Die Anfänge des Klosters Rheinau verlieren sich im Dunkel des frühen Mittelalters. 1114 erhält die Benediktinerabtei auf der Rheininsel einen romanischen Kirchenbau. Wiederholt bedrängt durch anmassende Schirmvögte, sucht das Kloster im 15. Jahrhundert Schutz bei den Eidgenossen. Aus den Reformationswirren geht das Kloster als eine Insel des alten Glaubens gestärkt hervor. In der zweiten Hälfte des 16. Jahrhunderts setzt eine rege Bautätigkeit ein: Vor die alte Basilika wird ein stolzer Frontturm gestellt, und die Klosteranlage beginnt sich auf das Festland auszudehnen.
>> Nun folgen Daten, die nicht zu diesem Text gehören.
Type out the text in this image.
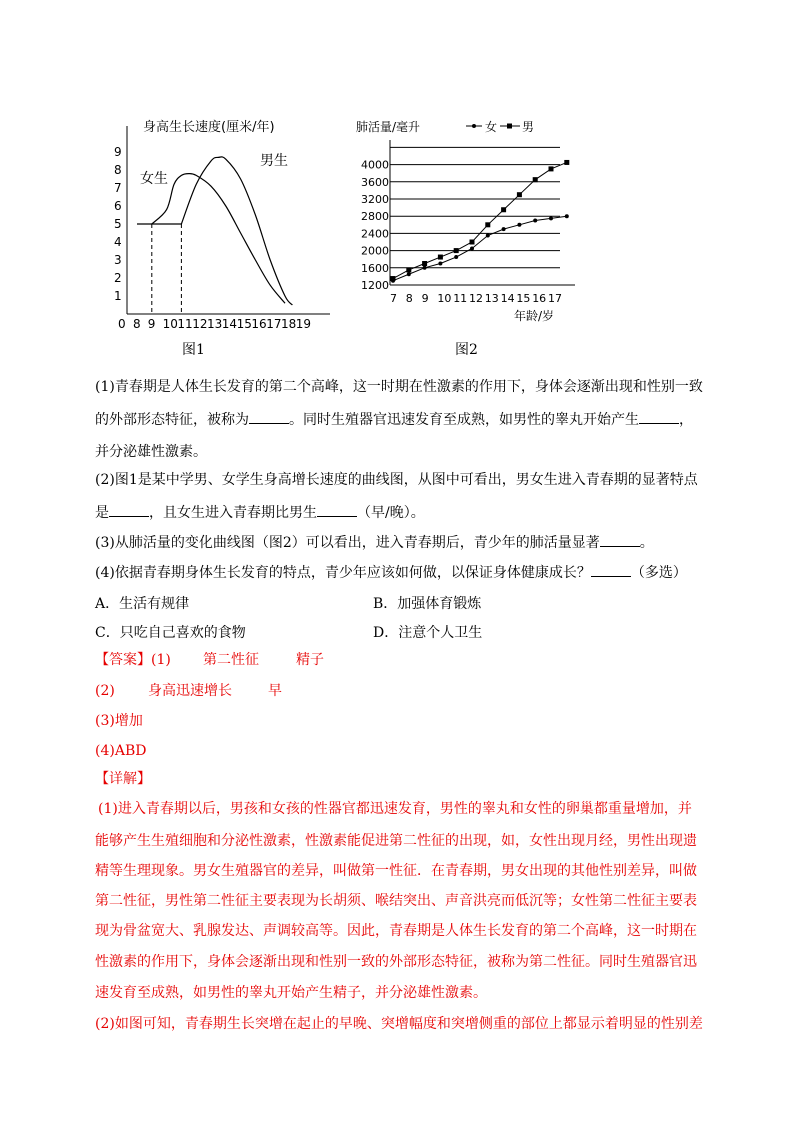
身高生长速度(厘米/年)
1
2
3
4
5
6
7
8
9
0 8 9 10 11 12 13 14 15 16 17 18 19
女生
男生
图1
肺活量/毫升	女 男
1200
1600
2000
2400
2800
3200
3600
4000
7 8 9 10 11 12 13 14 15 16 17
年龄/岁
图2
(1)青春期是人体生长发育的第二个高峰，这一时期在性激素的作用下，身体会逐渐出现和性别一致
的外部形态特征，被称为	。同时生殖器官迅速发育至成熟，如男性的睾丸开始产生	，
并分泌雄性激素。
(2)图1是某中学男、女学生身高增长速度的曲线图，从图中可看出，男女生进入青春期的显著特点
是	，且女生进入青春期比男生	（早/晚）。
(3)从肺活量的变化曲线图（图2）可以看出，进入青春期后，青少年的肺活量显著	。
(4)依据青春期身体生长发育的特点，青少年应该如何做，以保证身体健康成长？	（多选）
A．生活有规律	B．加强体育锻炼
C．只吃自己喜欢的食物	D．注意个人卫生
【答案】(1) 第二性征	精子
(2) 身高迅速增长	早
(3)增加
(4)ABD
【详解】
(1)进入青春期以后，男孩和女孩的性器官都迅速发育，男性的睾丸和女性的卵巢都重量增加，并
能够产生生殖细胞和分泌性激素，性激素能促进第二性征的出现，如，女性出现月经，男性出现遗
精等生理现象。男女生殖器官的差异，叫做第一性征．在青春期，男女出现的其他性别差异，叫做
第二性征，男性第二性征主要表现为长胡须、喉结突出、声音洪亮而低沉等；女性第二性征主要表
现为骨盆宽大、乳腺发达、声调较高等。因此，青春期是人体生长发育的第二个高峰，这一时期在
性激素的作用下，身体会逐渐出现和性别一致的外部形态特征，被称为第二性征。同时生殖器官迅
速发育至成熟，如男性的睾丸开始产生精子，并分泌雄性激素。
(2)如图可知，青春期生长突增在起止的早晚、突增幅度和突增侧重的部位上都显示着明显的性别差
Eine glanzvolle Blütezeit erlebt die Abtei in der ersten Hälfte des 18. Jahrhunderts. In den Jahren 1704 bis 1711 entsteht die heute prächtig restaurierte barocke Klosterkirche. Mit der französischen Revolution verliert das Kloster den Status einer Fürstabtei, und 1862 wird es aufgehoben. In der Folge belegt die Kantonale Psychiatrische Klinik die Gebäude bis ins Jahr 2000. Abtei und Konventgebäude umschliessen zusammen mit der Kirche den Innenhof mit Kreuzgang. Heute beherbergen die ehemaligen Klosterräume die Musikinsel, das Haus der Stille, einen Festsaal, eine Hauswirtschaftsschule und ein Sommerrestaurant.

Die gesamte Klosteranlage auf der Rheininsel bildet  -  vom Spitzkirchlein mit seinen Renaissancemalereien am untern Ende der Klosterinsel bis zum über vierhundertjährigen Weinkeller auf dem Festland - ein weitgehend erhaltenes spätgotisch-barockes Denkmal von nationaler Bedeutung.